Training hierarchical diffusion models for polyphonic music requires carefully curated symbolic data. As summarized in Table 1, the latest retraining pipeline screened 54,609 MIDI files. We applied strict filtering criteria to reject anomalies, most prominently note-count mismatches (29.44%), instrument-count deviations (21.89%), and duration inconsistencies (11.84%). Consequently, 20,000 samples were retained for training, corresponding to a retention ratio of 36.62%. These statistics underscore a point often overlooked in generative music research: raw symbolic corpora are substantially noisier than their nominal file counts suggest, and rigorous quality filtering is a prerequisite for musically meaningful modeling. Figure 2 extends this observation by linking dataset curation with benchmark readiness in a single evidence overview.

Table 2 shows that the integrated HCDMG++ pipeline operates stably under the long-run protocol: all 384 generations are valid four-track outputs with consistent duration and note counts. More importantly, the benchmark exposes measurable variation in alignment, runtime, and style response, enabling analysis beyond binary success or failure.

6.2. Legacy-Compatible Baseline Reference

Because the central claim of this work is that HCDMG++ addresses limitations of Legacy-HCDMG, at least one explicit baseline comparison is necessary even without a complete four-way ablation matrix. Table 3 therefore reports the closest legacy-compatible reference available in the current experimental record: the existing single-melody, eight-style Legacy-HCDMG benchmark versus a matched HCDMG++ slice generated with the same eight style prompts, four random seeds, and a 32-step budget on Melody D. This comparison is intentionally conservative. It does not replace the broader 384-run benchmark, but it provides a concrete reference point for judging whether the upgraded pipeline improves over the legacy system under a directly inspectable setup.

As shown in Table 3, the legacy baseline exhibits near-zero full-output pitch-histogram overlap under its available benchmark, whereas HCDMG++ reaches 0.3797 on the matched 32-step slice and 0.3720 for melody-track pitch similarity. The near-zero legacy score (0.0043) is consistent with severe melodic drift during prolonged iterative denoising under unified conditioning and without explicit fidelity regularization, which can cause the generated accompaniment to lose pitch-level correspondence with the reference melody. The interval-histogram metric remains comparatively close across the two systems, suggesting that coarse interval statistics alone are insufficient to characterize controllability gains. Importantly, the legacy benchmark does not contain replicated samples per style, so a stable separability score cannot be computed for that system; however, the HCDMG++ slice already yields a positive style-separability estimate of 1.0581, indicating measurable style differentiation under the upgraded conditioning scheme. We therefore treat this table as a minimum legacy-compatible baseline reference rather than a substitute for a full ablation matrix, and we interpret the comparison in that limited but informative sense throughout the remainder of the paper.

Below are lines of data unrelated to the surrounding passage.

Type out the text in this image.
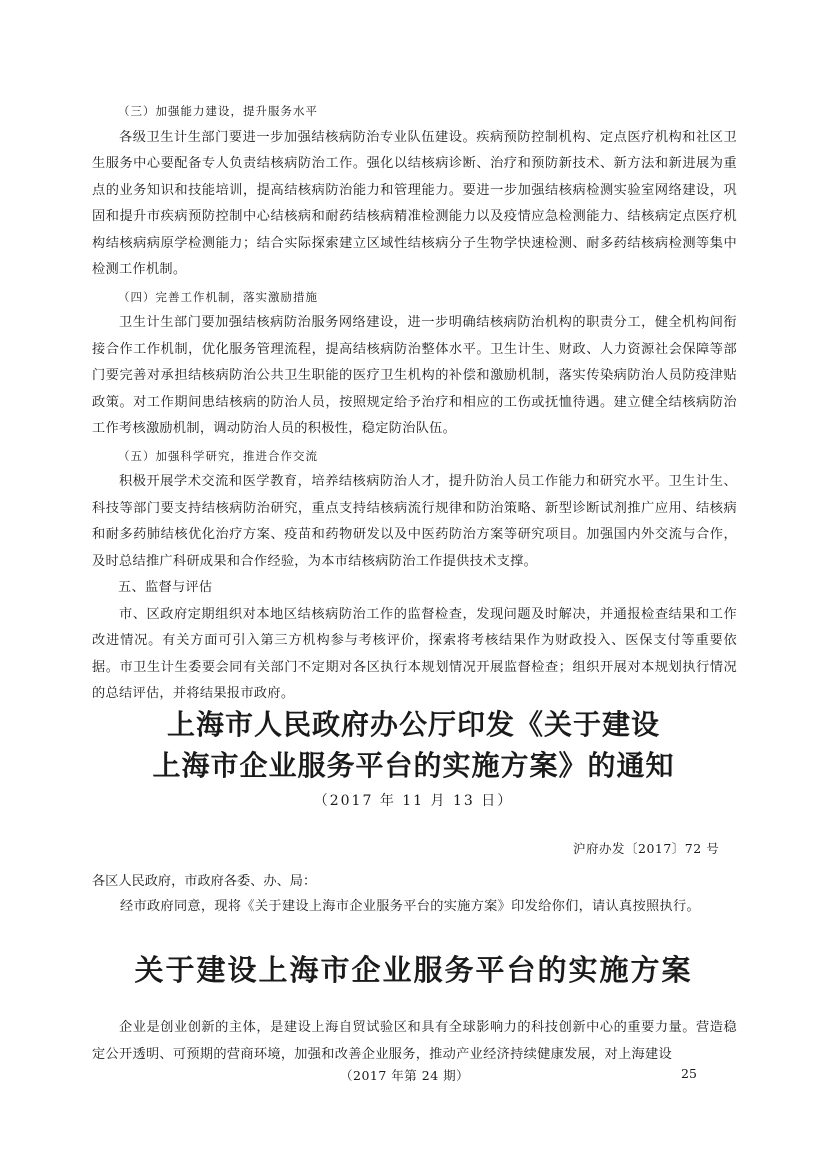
（三）加强能力建设，提升服务水平

各级卫生计生部门要进一步加强结核病防治专业队伍建设。疾病预防控制机构、定点医疗机构和社区卫生服务中心要配备专人负责结核病防治工作。强化以结核病诊断、治疗和预防新技术、新方法和新进展为重点的业务知识和技能培训，提高结核病防治能力和管理能力。要进一步加强结核病检测实验室网络建设，巩固和提升市疾病预防控制中心结核病和耐药结核病精准检测能力以及疫情应急检测能力、结核病定点医疗机构结核病病原学检测能力；结合实际探索建立区域性结核病分子生物学快速检测、耐多药结核病检测等集中检测工作机制。

（四）完善工作机制，落实激励措施

卫生计生部门要加强结核病防治服务网络建设，进一步明确结核病防治机构的职责分工，健全机构间衔接合作工作机制，优化服务管理流程，提高结核病防治整体水平。卫生计生、财政、人力资源社会保障等部门要完善对承担结核病防治公共卫生职能的医疗卫生机构的补偿和激励机制，落实传染病防治人员防疫津贴政策。对工作期间患结核病的防治人员，按照规定给予治疗和相应的工伤或抚恤待遇。建立健全结核病防治工作考核激励机制，调动防治人员的积极性，稳定防治队伍。

（五）加强科学研究，推进合作交流

积极开展学术交流和医学教育，培养结核病防治人才，提升防治人员工作能力和研究水平。卫生计生、科技等部门要支持结核病防治研究，重点支持结核病流行规律和防治策略、新型诊断试剂推广应用、结核病和耐多药肺结核优化治疗方案、疫苗和药物研发以及中医药防治方案等研究项目。加强国内外交流与合作，及时总结推广科研成果和合作经验，为本市结核病防治工作提供技术支撑。

五、监督与评估

市、区政府定期组织对本地区结核病防治工作的监督检查，发现问题及时解决，并通报检查结果和工作改进情况。有关方面可引入第三方机构参与考核评价，探索将考核结果作为财政投入、医保支付等重要依据。市卫生计生委要会同有关部门不定期对各区执行本规划情况开展监督检查；组织开展对本规划执行情况的总结评估，并将结果报市政府。

上海市人民政府办公厅印发《关于建设
上海市企业服务平台的实施方案》的通知
（2017 年 11 月 13 日）
沪府办发〔2017〕72 号
各区人民政府，市政府各委、办、局：
经市政府同意，现将《关于建设上海市企业服务平台的实施方案》印发给你们，请认真按照执行。
关于建设上海市企业服务平台的实施方案

企业是创业创新的主体，是建设上海自贸试验区和具有全球影响力的科技创新中心的重要力量。营造稳定公开透明、可预期的营商环境，加强和改善企业服务，推动产业经济持续健康发展，对上海建设

（2017 年第 24 期）	25
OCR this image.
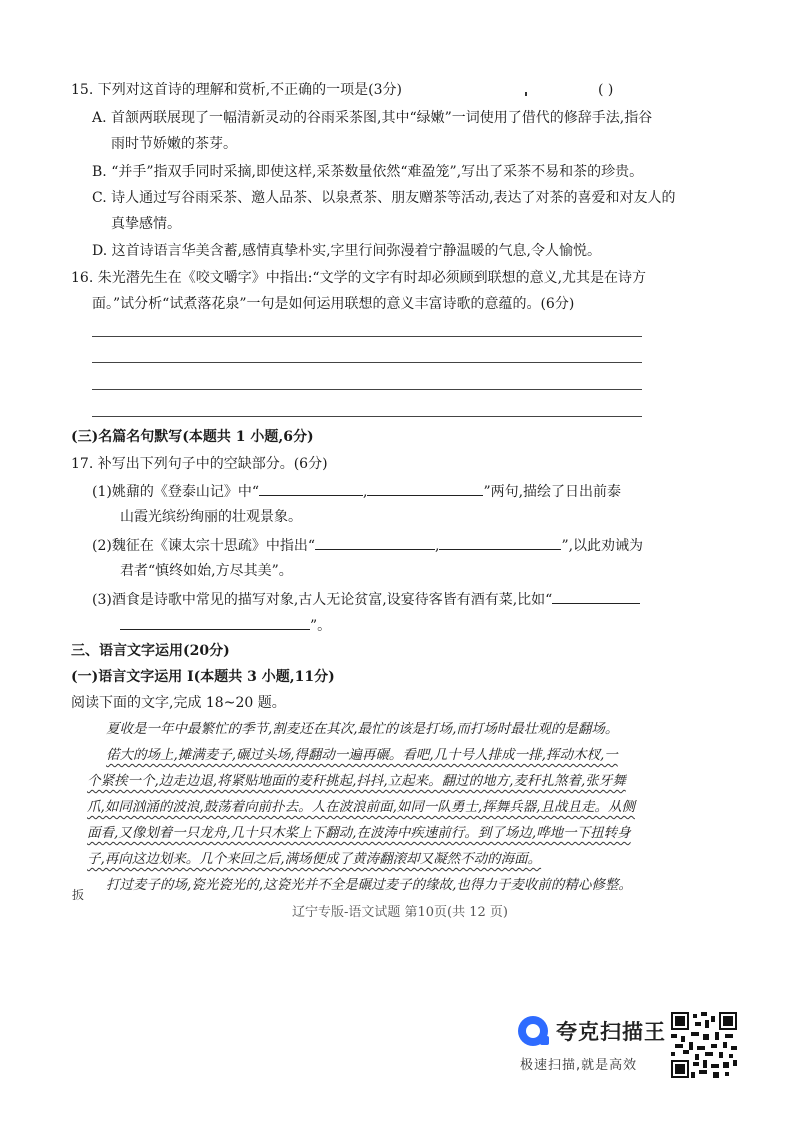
15. 下列对这首诗的理解和赏析,不正确的一项是(3分)	( )
A. 首颔两联展现了一幅清新灵动的谷雨采茶图,其中“绿嫩”一词使用了借代的修辞手法,指谷
雨时节娇嫩的茶芽。
B. “并手”指双手同时采摘,即使这样,采茶数量依然“难盈笼”,写出了采茶不易和茶的珍贵。
C. 诗人通过写谷雨采茶、邀人品茶、以泉煮茶、朋友赠茶等活动,表达了对茶的喜爱和对友人的
真挚感情。
D. 这首诗语言华美含蓄,感情真挚朴实,字里行间弥漫着宁静温暖的气息,令人愉悦。
16. 朱光潜先生在《咬文嚼字》中指出:“文学的文字有时却必须顾到联想的意义,尤其是在诗方
面。”试分析“试煮落花泉”一句是如何运用联想的意义丰富诗歌的意蕴的。(6分)
(三)名篇名句默写(本题共 1 小题,6分)
17. 补写出下列句子中的空缺部分。(6分)
(1)姚鼐的《登泰山记》中“	,	”两句,描绘了日出前泰
山霞光缤纷绚丽的壮观景象。
(2)魏征在《谏太宗十思疏》中指出“	,	”,以此劝诫为
君者“慎终如始,方尽其美”。
(3)酒食是诗歌中常见的描写对象,古人无论贫富,设宴待客皆有酒有菜,比如“
”。
三、语言文字运用(20分)
(一)语言文字运用 Ⅰ(本题共 3 小题,11分)
阅读下面的文字,完成 18~20 题。
夏收是一年中最繁忙的季节,割麦还在其次,最忙的该是打场,而打场时最壮观的是翻场。
偌大的场上,摊满麦子,碾过头场,得翻动一遍再碾。看吧,几十号人排成一排,挥动木杈,一
个紧挨一个,边走边退,将紧贴地面的麦秆挑起,抖抖,立起来。翻过的地方,麦秆扎煞着,张牙舞
爪,如同汹涌的波浪,鼓荡着向前扑去。人在波浪前面,如同一队勇士,挥舞兵器,且战且走。从侧
面看,又像划着一只龙舟,几十只木桨上下翻动,在波涛中疾速前行。到了场边,哗地一下扭转身
子,再向这边划来。几个来回之后,满场便成了黄涛翻滚却又凝然不动的海面。
打过麦子的场,瓷光瓷光的,这瓷光并不全是碾过麦子的缘故,也得力于麦收前的精心修整。
扳
辽宁专版-语文试题 第10页(共 12 页)
夸克扫描王
极速扫描,就是高效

6.3. Long-Run Multi-Melody Evaluation

Using the retrained HCDMG++ checkpoint, we executed the long-run protocol across 4 melodies, 8 styles, 4 random seeds, and 3 denoising budgets, yielding 384 valid generations. This evaluation exposes runtime scaling, melody-conditioned alignment differences, and non-trivial cross-seed/style variability under a common protocol.

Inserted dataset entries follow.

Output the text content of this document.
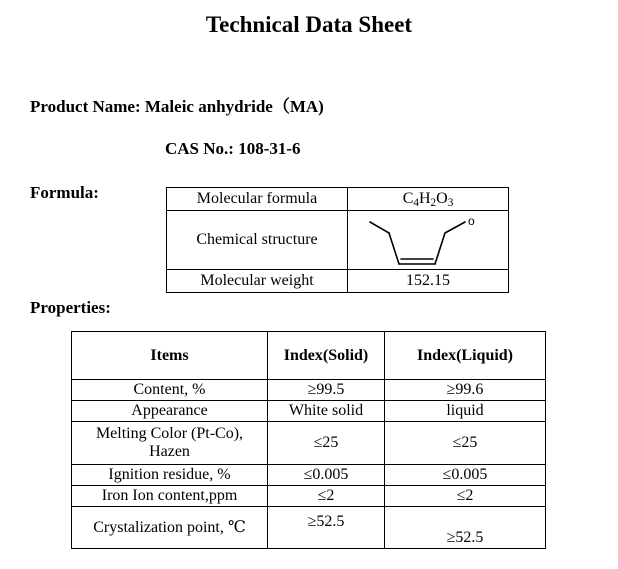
Technical Data Sheet
Product Name: Maleic anhydride（MA)
CAS No.: 108-31-6
Formula:	Molecular formula	$C_4H_2O_3$
Chemical structure	o

Molecular weight	152.15
Properties:
Items	Index(Solid)	Index(Liquid)
Content, %	≥99.5	≥99.6
Appearance	White solid	liquid
Melting Color (Pt-Co), Hazen	≤25	≤25
Ignition residue, %	≤0.005	≤0.005
Iron Ion content,ppm	≤2	≤2
Crystalization point, ℃	≥52.5	≥52.5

Figure 3 presents step-budget diagnostics of the full 384-run sweep. Mean latency increases monotonically from

0.664 \pm 0.327

s at 16 steps to

1.258 \pm 0.612

s at 32 steps and

3.104 \pm 0.280

s at 64 steps, but the four-panel presentation shows more than runtime growth alone. In addition to the runtime distribution, the figure overlays alignment curves with variability bands, places all samples in runtime–fidelity space, and normalizes runtime, note count, and melody fidelity on a common scale. This presentation clarifies the computational tradeoff as a joint efficiency-quality surface rather than a single latency curve.

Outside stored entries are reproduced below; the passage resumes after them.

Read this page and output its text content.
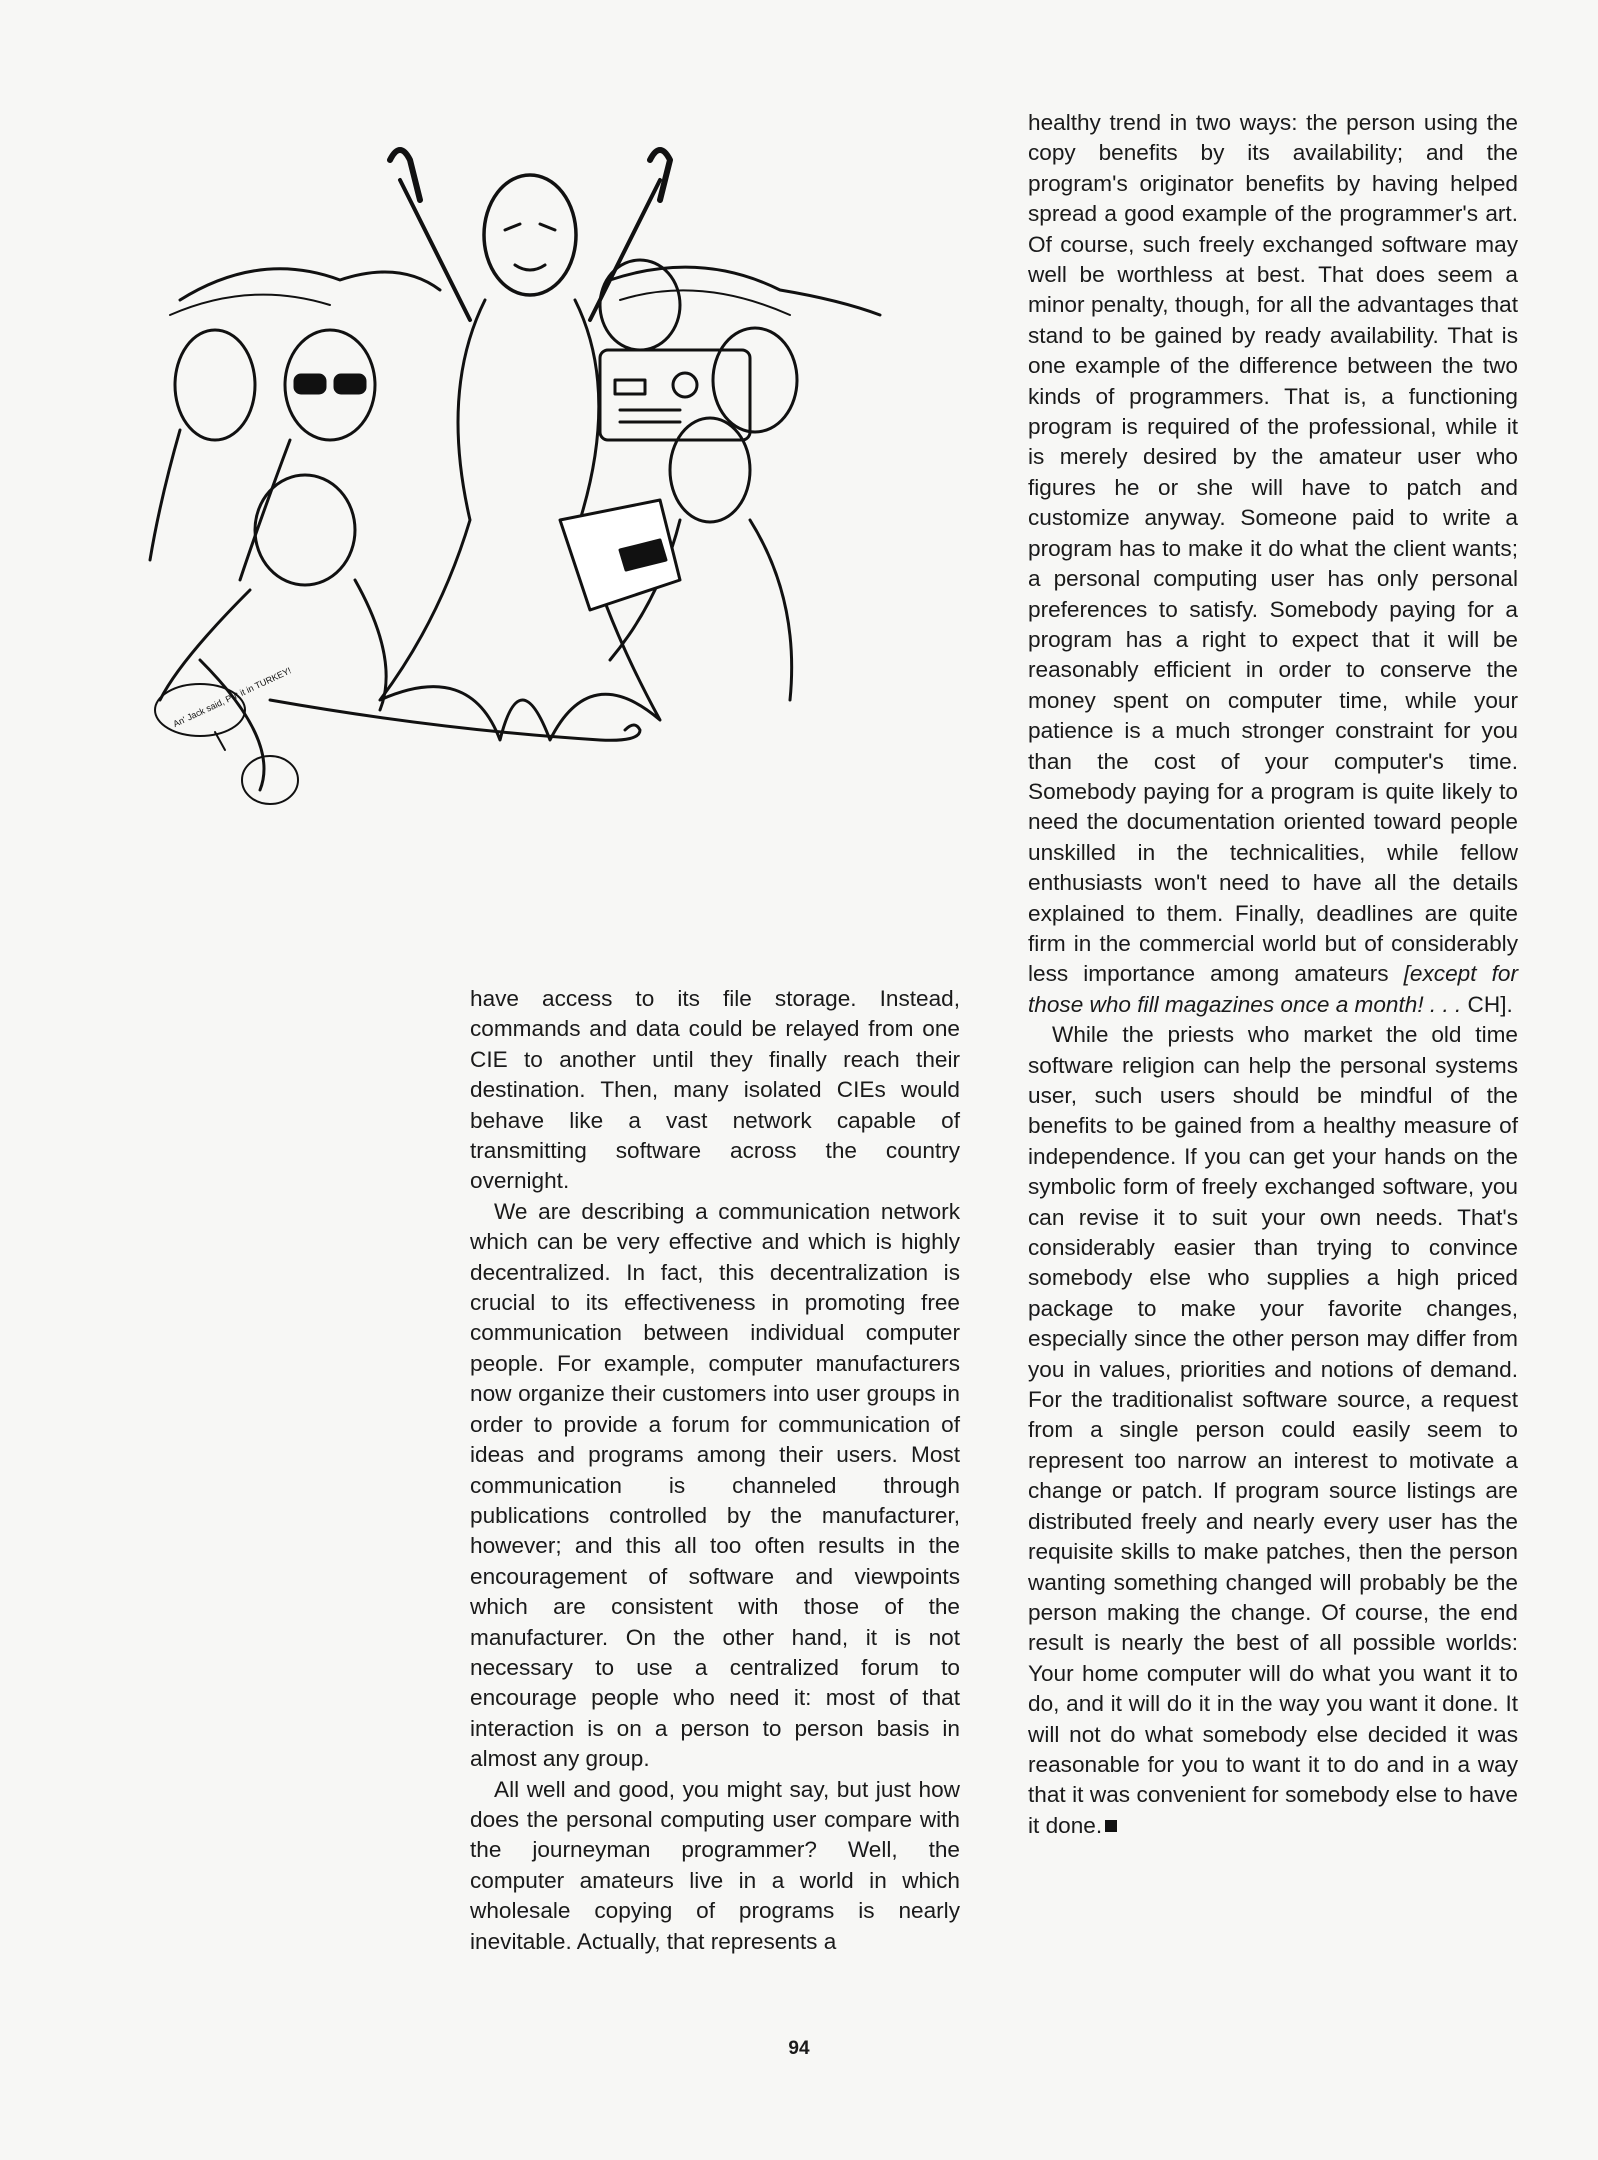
An' Jack said, Put it in TURKEY!

have access to its file storage. Instead, commands and data could be relayed from one CIE to another until they finally reach their destination. Then, many isolated CIEs would behave like a vast network capable of transmitting software across the country overnight.

We are describing a communication network which can be very effective and which is highly decentralized. In fact, this decentralization is crucial to its effectiveness in promoting free communication between individual computer people. For example, computer manufacturers now organize their customers into user groups in order to provide a forum for communication of ideas and programs among their users. Most communication is channeled through publications controlled by the manufacturer, however; and this all too often results in the encouragement of software and viewpoints which are consistent with those of the manufacturer. On the other hand, it is not necessary to use a centralized forum to encourage people who need it: most of that interaction is on a person to person basis in almost any group.

All well and good, you might say, but just how does the personal computing user compare with the journeyman programmer? Well, the computer amateurs live in a world in which wholesale copying of programs is nearly inevitable. Actually, that represents a

healthy trend in two ways: the person using the copy benefits by its availability; and the program's originator benefits by having helped spread a good example of the programmer's art. Of course, such freely exchanged software may well be worthless at best. That does seem a minor penalty, though, for all the advantages that stand to be gained by ready availability. That is one example of the difference between the two kinds of programmers. That is, a functioning program is required of the professional, while it is merely desired by the amateur user who figures he or she will have to patch and customize anyway. Someone paid to write a program has to make it do what the client wants; a personal computing user has only personal preferences to satisfy. Somebody paying for a program has a right to expect that it will be reasonably efficient in order to conserve the money spent on computer time, while your patience is a much stronger constraint for you than the cost of your computer's time. Somebody paying for a program is quite likely to need the documentation oriented toward people unskilled in the technicalities, while fellow enthusiasts won't need to have all the details explained to them. Finally, deadlines are quite firm in the commercial world but of considerably less importance among amateurs [except for those who fill magazines once a month! . . . CH].

While the priests who market the old time software religion can help the personal systems user, such users should be mindful of the benefits to be gained from a healthy measure of independence. If you can get your hands on the symbolic form of freely exchanged software, you can revise it to suit your own needs. That's considerably easier than trying to convince somebody else who supplies a high priced package to make your favorite changes, especially since the other person may differ from you in values, priorities and notions of demand. For the traditionalist software source, a request from a single person could easily seem to represent too narrow an interest to motivate a change or patch. If program source listings are distributed freely and nearly every user has the requisite skills to make patches, then the person wanting something changed will probably be the person making the change. Of course, the end result is nearly the best of all possible worlds: Your home computer will do what you want it to do, and it will do it in the way you want it done. It will not do what somebody else decided it was reasonable for you to want it to do and in a way that it was convenient for somebody else to have it done.

94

Figure 4 summarizes melody-alignment behavior with a multi-melody heatmap suite rather than a single averaged view. Mean full-output pitch-histogram similarity is 0.4004 at 16 steps, dips to 0.3671 at 32 steps, and rises to 0.5076 at 64 steps; the melody-track similarity follows the same pattern (0.3983, 0.3643, and 0.4866, respectively). Combining mean and standard-deviation heatmaps for both metrics makes clear that the alignment trend is not driven by a single outlier melody and that variability itself is melody-dependent.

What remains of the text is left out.